My tonsils were removed at Kaiser Hospital on Geary about 1956 or '57. I remember being in a ward with kids lined up in beds. Nurses in their white uniforms attended to us. Their great promise to us was that we'd get to eat ice cream after the surgery. It turned out most of us got Jello. We could play board games with each other if we wanted to but it was mostly a room of strangers waiting their turn for the operation. There was a glassed off room with a kid in isolation that the nurses referred to with hushed voices. You kinda got the sense that he lived there while the rest of us were only temporaries in the hospital. The experience was a mix of scary and intrigue. When they came with the gurney and wheeled me into the operating room the aesthetician put that mask over my face and I f-a-d-e-d out.
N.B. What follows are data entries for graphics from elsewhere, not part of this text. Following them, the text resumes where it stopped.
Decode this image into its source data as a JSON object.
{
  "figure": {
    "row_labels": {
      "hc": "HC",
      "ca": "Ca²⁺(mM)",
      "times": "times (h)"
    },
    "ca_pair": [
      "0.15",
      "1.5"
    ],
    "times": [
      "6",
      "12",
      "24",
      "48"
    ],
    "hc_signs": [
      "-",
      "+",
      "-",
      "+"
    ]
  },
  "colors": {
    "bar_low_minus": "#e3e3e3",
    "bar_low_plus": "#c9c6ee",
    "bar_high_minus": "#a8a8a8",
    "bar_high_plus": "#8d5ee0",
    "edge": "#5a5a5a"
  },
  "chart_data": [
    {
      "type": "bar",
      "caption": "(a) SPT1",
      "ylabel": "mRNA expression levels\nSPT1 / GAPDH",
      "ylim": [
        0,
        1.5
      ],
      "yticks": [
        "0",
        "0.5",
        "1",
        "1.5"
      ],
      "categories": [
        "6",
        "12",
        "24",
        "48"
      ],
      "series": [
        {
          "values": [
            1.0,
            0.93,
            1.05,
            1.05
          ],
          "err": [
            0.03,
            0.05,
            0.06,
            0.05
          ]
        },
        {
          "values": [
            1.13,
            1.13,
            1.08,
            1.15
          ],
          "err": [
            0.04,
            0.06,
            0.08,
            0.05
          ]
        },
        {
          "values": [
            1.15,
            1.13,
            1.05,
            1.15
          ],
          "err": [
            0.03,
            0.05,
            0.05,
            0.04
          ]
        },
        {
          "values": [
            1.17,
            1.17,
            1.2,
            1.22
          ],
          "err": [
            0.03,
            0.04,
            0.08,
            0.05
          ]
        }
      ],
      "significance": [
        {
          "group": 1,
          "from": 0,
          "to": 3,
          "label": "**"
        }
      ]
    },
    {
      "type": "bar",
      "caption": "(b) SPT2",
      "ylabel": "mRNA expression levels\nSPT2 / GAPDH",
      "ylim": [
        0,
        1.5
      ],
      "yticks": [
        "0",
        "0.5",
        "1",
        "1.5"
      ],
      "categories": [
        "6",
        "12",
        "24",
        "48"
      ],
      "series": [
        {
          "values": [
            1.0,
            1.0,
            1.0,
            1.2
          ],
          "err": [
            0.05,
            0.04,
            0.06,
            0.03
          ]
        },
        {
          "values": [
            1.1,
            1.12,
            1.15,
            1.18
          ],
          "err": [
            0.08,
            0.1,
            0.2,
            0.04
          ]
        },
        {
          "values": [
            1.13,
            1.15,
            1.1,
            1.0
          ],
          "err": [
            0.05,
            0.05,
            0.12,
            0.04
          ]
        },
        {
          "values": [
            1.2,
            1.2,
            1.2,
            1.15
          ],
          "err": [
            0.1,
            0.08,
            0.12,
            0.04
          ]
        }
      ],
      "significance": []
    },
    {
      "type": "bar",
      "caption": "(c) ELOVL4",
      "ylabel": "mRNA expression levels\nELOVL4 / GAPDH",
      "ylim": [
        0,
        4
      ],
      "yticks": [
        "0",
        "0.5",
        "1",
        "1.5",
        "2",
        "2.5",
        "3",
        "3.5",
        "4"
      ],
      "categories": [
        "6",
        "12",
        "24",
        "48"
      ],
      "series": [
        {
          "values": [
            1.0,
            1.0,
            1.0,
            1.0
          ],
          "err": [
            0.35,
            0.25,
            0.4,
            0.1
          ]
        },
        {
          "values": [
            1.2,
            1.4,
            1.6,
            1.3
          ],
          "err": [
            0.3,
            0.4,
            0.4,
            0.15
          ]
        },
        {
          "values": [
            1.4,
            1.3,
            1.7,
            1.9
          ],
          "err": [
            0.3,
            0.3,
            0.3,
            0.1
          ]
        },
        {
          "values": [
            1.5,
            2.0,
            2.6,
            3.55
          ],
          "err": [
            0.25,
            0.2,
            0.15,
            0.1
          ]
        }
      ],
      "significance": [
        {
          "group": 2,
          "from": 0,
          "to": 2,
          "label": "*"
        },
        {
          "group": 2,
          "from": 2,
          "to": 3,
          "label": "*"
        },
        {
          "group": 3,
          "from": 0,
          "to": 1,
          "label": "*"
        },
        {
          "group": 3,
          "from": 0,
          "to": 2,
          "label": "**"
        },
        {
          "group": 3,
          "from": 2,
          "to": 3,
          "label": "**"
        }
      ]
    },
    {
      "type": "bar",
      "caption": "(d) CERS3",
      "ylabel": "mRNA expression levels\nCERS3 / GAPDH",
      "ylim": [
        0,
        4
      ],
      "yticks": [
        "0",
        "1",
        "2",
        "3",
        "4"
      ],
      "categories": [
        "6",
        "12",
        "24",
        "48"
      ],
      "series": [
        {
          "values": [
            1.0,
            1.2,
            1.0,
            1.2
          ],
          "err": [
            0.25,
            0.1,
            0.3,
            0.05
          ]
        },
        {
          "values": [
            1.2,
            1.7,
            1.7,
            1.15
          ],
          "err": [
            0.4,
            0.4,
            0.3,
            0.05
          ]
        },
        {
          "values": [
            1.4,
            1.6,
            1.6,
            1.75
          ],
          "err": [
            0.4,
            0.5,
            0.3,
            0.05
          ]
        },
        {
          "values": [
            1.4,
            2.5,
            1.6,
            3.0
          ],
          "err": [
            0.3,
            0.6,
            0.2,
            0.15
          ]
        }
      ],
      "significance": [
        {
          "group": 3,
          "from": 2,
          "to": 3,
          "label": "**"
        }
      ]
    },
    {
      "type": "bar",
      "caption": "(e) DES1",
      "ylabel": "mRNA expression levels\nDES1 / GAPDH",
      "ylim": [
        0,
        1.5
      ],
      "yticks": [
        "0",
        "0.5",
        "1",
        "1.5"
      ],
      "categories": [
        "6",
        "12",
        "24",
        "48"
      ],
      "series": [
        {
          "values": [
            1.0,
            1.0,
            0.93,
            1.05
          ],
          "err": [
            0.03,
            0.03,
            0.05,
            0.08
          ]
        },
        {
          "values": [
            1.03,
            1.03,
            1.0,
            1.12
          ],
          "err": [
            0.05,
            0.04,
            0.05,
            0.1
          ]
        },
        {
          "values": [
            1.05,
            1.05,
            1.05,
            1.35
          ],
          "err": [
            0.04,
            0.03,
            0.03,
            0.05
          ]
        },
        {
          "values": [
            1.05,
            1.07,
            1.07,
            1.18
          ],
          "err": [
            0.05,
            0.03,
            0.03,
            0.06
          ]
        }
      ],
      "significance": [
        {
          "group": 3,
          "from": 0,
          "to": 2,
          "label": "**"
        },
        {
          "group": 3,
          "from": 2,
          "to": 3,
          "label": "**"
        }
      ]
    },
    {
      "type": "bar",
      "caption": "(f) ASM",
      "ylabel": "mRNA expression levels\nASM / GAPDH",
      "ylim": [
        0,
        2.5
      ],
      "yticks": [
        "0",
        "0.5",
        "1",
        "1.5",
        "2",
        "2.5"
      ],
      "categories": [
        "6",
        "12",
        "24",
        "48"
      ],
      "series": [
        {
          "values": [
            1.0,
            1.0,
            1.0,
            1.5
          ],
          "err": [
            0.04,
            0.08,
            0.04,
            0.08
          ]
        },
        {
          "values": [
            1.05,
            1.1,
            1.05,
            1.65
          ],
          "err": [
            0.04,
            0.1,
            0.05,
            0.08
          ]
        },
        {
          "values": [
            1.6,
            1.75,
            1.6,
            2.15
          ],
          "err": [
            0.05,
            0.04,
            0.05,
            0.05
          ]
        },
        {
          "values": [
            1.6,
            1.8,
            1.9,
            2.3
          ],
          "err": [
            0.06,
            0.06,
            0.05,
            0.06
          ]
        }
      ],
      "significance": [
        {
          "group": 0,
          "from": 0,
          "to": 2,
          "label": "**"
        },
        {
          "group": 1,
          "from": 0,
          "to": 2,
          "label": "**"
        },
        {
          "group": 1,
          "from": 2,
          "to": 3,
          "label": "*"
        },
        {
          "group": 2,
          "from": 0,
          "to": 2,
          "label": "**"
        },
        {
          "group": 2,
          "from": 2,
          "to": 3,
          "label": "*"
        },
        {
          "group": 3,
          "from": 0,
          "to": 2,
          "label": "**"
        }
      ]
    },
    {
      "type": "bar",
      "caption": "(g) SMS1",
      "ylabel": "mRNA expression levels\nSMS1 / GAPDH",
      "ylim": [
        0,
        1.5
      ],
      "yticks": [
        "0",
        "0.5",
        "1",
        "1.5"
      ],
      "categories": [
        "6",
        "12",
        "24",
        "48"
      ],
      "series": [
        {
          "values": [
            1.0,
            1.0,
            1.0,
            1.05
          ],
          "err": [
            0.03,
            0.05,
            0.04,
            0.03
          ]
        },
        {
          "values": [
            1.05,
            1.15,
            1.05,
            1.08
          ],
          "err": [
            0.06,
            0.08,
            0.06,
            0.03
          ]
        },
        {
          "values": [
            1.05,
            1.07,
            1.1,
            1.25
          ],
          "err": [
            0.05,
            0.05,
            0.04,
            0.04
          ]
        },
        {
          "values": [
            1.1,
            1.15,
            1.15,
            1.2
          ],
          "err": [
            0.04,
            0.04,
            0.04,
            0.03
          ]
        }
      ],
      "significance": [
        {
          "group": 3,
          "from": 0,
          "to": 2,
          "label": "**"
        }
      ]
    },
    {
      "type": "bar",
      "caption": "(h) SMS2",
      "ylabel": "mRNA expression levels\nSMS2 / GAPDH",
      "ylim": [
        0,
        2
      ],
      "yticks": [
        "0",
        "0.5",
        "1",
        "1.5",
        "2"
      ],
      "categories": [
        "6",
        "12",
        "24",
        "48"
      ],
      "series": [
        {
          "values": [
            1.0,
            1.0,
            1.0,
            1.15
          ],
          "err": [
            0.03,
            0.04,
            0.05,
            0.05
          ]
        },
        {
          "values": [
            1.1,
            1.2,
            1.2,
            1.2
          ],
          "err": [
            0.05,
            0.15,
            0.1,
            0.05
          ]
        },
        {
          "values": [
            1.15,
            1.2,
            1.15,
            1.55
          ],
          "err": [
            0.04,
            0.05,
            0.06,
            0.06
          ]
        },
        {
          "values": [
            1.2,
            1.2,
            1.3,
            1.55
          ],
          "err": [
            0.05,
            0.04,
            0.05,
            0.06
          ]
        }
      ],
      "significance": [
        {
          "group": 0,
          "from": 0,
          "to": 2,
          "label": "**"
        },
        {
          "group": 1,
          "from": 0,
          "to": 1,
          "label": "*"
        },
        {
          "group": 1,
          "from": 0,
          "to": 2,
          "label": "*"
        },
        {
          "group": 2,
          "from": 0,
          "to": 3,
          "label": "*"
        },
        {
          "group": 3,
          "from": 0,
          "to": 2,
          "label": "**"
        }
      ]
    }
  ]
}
Back to home remedies. The elders all had childhood stories about having to swallow cod liver oil or castor oil that by their description almost turned my stomach. One time Uncle Bud switched out some liquor for the cod liver oil being given to Uncle Fat. Apparently grandma didn't truck to the deed and made both of 'em take double doses of cod liver oil. Her sons towered in height over her but Rose Judge was not one to tangle with. She even tossed my police captain grandpa and his cronies outta the house for tying it on, horsing around, and breaking a table
As a young child I recall our mom got the aspirin in us by crushing it in a spoon and mixing jelly. That proved to be a gateway portal to other spoon license as dipping into jelly and peanut butter jars when she wasn't looking.
I mostly recall that our medicine cabinet was spare. There weren't many remedies or aids but yes there was hydrogen peroxide and a gray bottle Kaopectate. Mom's home economy kept our first aid kit to ointments, gauze and white bandage tape long after Band-Aides hit the market. Most the bathroom clutter in a household of five females was hair and cosmetic stuff that prompted our dad to say, "Powder and paint makes 'em look like they ain't." to an audience that marginally appreciated that quip.